Genetic interaction between DNA polymerase β and DNA-PKcs in embryogenesis and neurogenesis

DNA polymerase β (Pol β ) has been implicated in base excision repair. Pol β knockout mice exhibit apoptosis in postmitotic neuronal cells and die at birth. Also, mice deficient in nonhomologous end-joining (NHEJ), a major pathway for DNA double-strand break repair, cause massive neuronal apoptosis.

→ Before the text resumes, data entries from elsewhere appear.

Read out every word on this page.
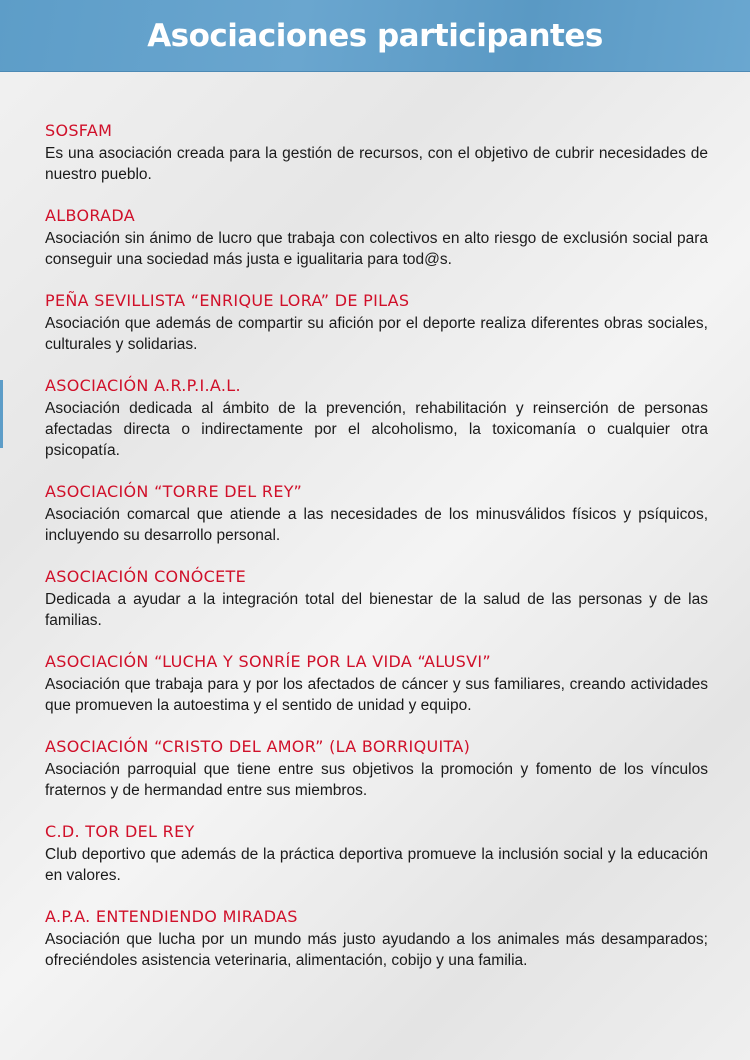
Asociaciones participantes
SOSFAM

Es una asociación creada para la gestión de recursos, con el objetivo de cubrir necesidades de nuestro pueblo.

ALBORADA

Asociación sin ánimo de lucro que trabaja con colectivos en alto riesgo de exclusión social para conseguir una sociedad más justa e igualitaria para tod@s.

PEÑA SEVILLISTA “ENRIQUE LORA” DE PILAS

Asociación que además de compartir su afición por el deporte realiza diferentes obras sociales, culturales y solidarias.

ASOCIACIÓN A.R.P.I.A.L.

Asociación dedicada al ámbito de la prevención, rehabilitación y reinserción de personas afectadas directa o indirectamente por el alcoholismo, la toxicomanía o cualquier otra psicopatía.

ASOCIACIÓN “TORRE DEL REY”

Asociación comarcal que atiende a las necesidades de los minusválidos físicos y psíquicos, incluyendo su desarrollo personal.

ASOCIACIÓN CONÓCETE

Dedicada a ayudar a la integración total del bienestar de la salud de las personas y de las familias.

ASOCIACIÓN “LUCHA Y SONRÍE POR LA VIDA “ALUSVI”

Asociación que trabaja para y por los afectados de cáncer y sus familiares, creando actividades que promueven la autoestima y el sentido de unidad y equipo.

ASOCIACIÓN “CRISTO DEL AMOR” (LA BORRIQUITA)

Asociación parroquial que tiene entre sus objetivos la promoción y fomento de los vínculos fraternos y de hermandad entre sus miembros.

C.D. TOR DEL REY

Club deportivo que además de la práctica deportiva promueve la inclusión social y la educación en valores.

A.P.A. ENTENDIENDO MIRADAS

Asociación que lucha por un mundo más justo ayudando a los animales más desamparados; ofreciéndoles asistencia veterinaria, alimentación, cobijo y una familia.
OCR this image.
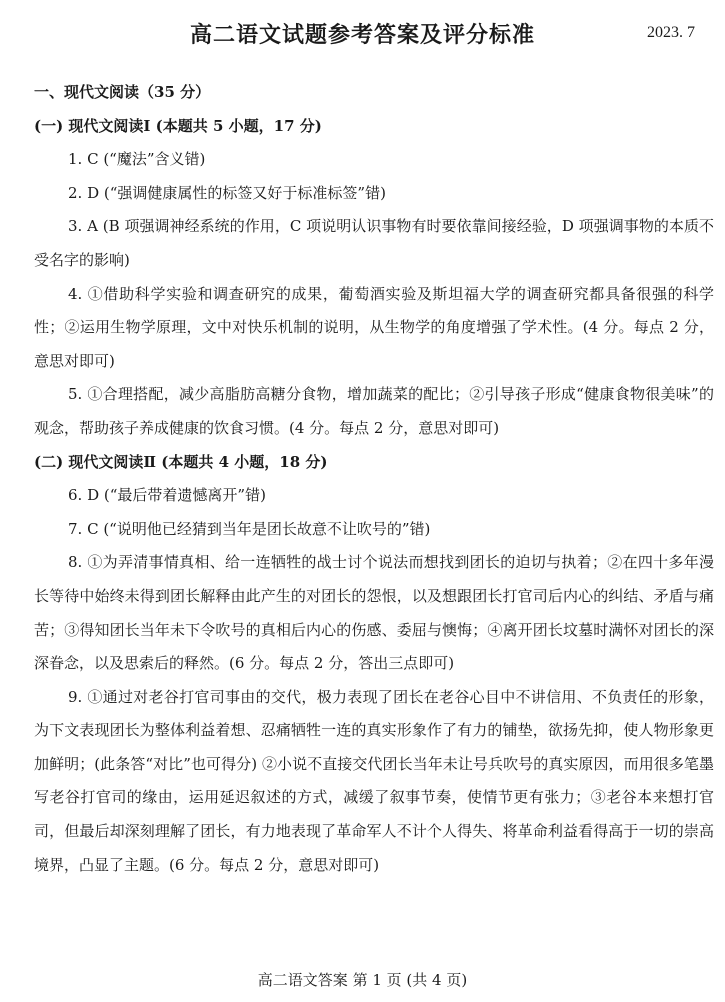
高二语文试题参考答案及评分标准	2023. 7

一、现代文阅读（35 分）

(一) 现代文阅读Ⅰ (本题共 5 小题，17 分)

1. C (“魔法”含义错)

2. D (“强调健康属性的标签又好于标准标签”错)

3. A (B 项强调神经系统的作用，C 项说明认识事物有时要依靠间接经验，D 项强调事物的本质不受名字的影响)

4. ①借助科学实验和调查研究的成果，葡萄酒实验及斯坦福大学的调查研究都具备很强的科学性；②运用生物学原理，文中对快乐机制的说明，从生物学的角度增强了学术性。(4 分。每点 2 分，意思对即可)

5. ①合理搭配，减少高脂肪高糖分食物，增加蔬菜的配比；②引导孩子形成“健康食物很美味”的观念，帮助孩子养成健康的饮食习惯。(4 分。每点 2 分，意思对即可)

(二) 现代文阅读Ⅱ (本题共 4 小题，18 分)

6. D (“最后带着遗憾离开”错)

7. C (“说明他已经猜到当年是团长故意不让吹号的”错)

8. ①为弄清事情真相、给一连牺牲的战士讨个说法而想找到团长的迫切与执着；②在四十多年漫长等待中始终未得到团长解释由此产生的对团长的怨恨，以及想跟团长打官司后内心的纠结、矛盾与痛苦；③得知团长当年未下令吹号的真相后内心的伤感、委屈与懊悔；④离开团长坟墓时满怀对团长的深深眷念，以及思索后的释然。(6 分。每点 2 分，答出三点即可)

9. ①通过对老谷打官司事由的交代，极力表现了团长在老谷心目中不讲信用、不负责任的形象，为下文表现团长为整体利益着想、忍痛牺牲一连的真实形象作了有力的铺垫，欲扬先抑，使人物形象更加鲜明；(此条答“对比”也可得分) ②小说不直接交代团长当年未让号兵吹号的真实原因，而用很多笔墨写老谷打官司的缘由，运用延迟叙述的方式，减缓了叙事节奏，使情节更有张力；③老谷本来想打官司，但最后却深刻理解了团长，有力地表现了革命军人不计个人得失、将革命利益看得高于一切的崇高境界，凸显了主题。(6 分。每点 2 分，意思对即可)

高二语文答案 第 1 页 (共 4 页)
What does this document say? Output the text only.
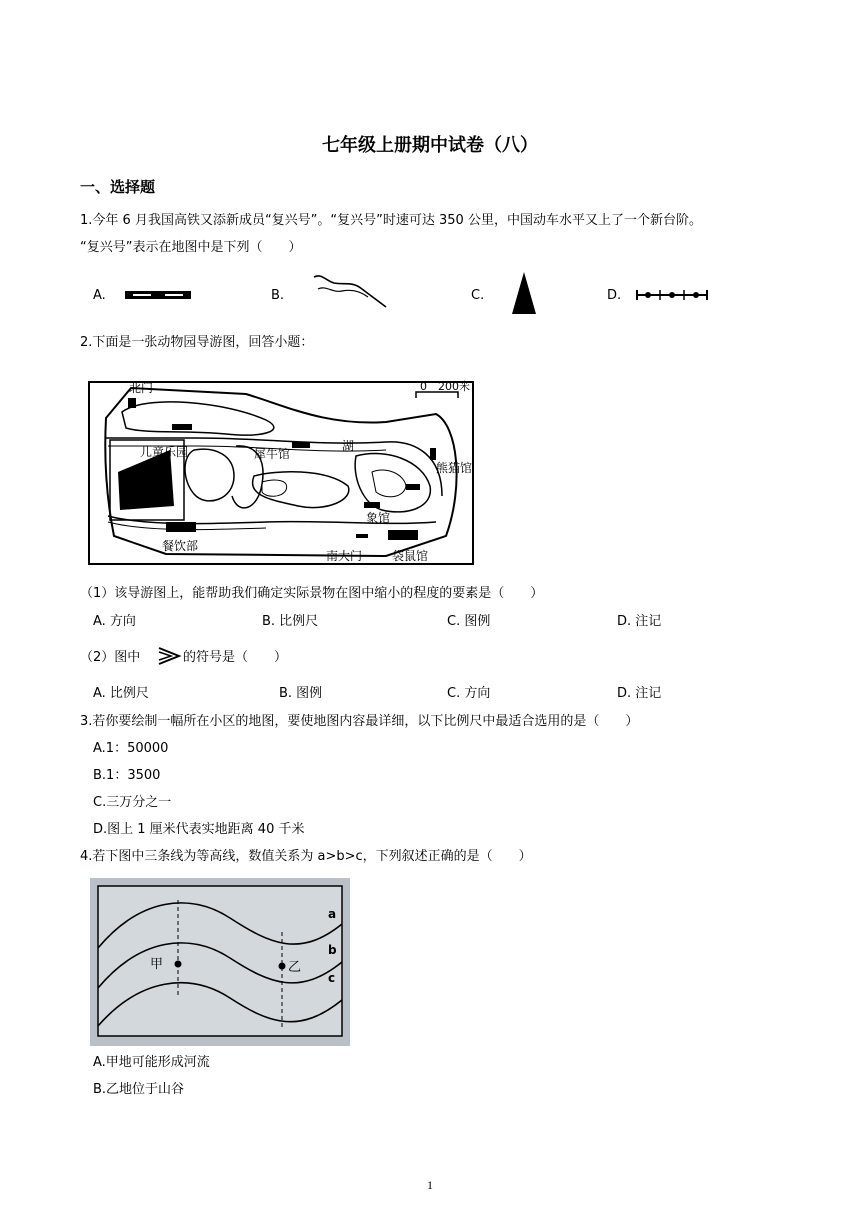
七年级上册期中试卷（八）
一、选择题
1.今年 6 月我国高铁又添新成员“复兴号”。“复兴号”时速可达 350 公里，中国动车水平又上了一个新台阶。
“复兴号”表示在地图中是下列（　　）
A.	B.	C.	D.
2.下面是一张动物园导游图，回答小题：
北门	0　200米
儿童乐园	犀牛馆
湖
熊猫馆
象馆
餐饮部
南大门 袋鼠馆
（1）该导游图上，能帮助我们确定实际景物在图中缩小的程度的要素是（　　）
A. 方向	B. 比例尺	C. 图例	D. 注记
（2）图中	的符号是（　　）
A. 比例尺	B. 图例	C. 方向	D. 注记
3.若你要绘制一幅所在小区的地图，要使地图内容最详细，以下比例尺中最适合选用的是（　　）
A.1：50000
B.1：3500
C.三万分之一
D.图上 1 厘米代表实地距离 40 千米
4.若下图中三条线为等高线，数值关系为 a>b>c，下列叙述正确的是（　　）
甲	乙
a
b
c
A.甲地可能形成河流
B.乙地位于山谷
1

Severe combined immunodeficiency (SCID) mice have a mutation in the gene encoding DNA-dependent protein kinase catalytic subunit (DNA-PKcs), the component of NHEJ, and exhibit defective lymphogenesis. To study the interaction between Pol β and DNA-PKcs, we generated mice doubly deficient in Pol β and DNA-PKcs. Pol β −/− DNA-PKcs scid/scid embryos displayed greater developmental delay, more extensive neuronal apoptosis, and earlier lethality than Pol β −/− and DNA-PKcs scid/scid embryos. Furthermore, to study the involvement of p53 in the phenotype, we generated Pol β −/− DNA-PKcs scid/scid p53 −/− triple-mutant mice. The mutants did not exhibit apoptosis but were lethal with defective neurulation at midgestation. These results suggest a genetic interaction between Pol β and DNA-PKcs in embryogenesis and neurogenesis.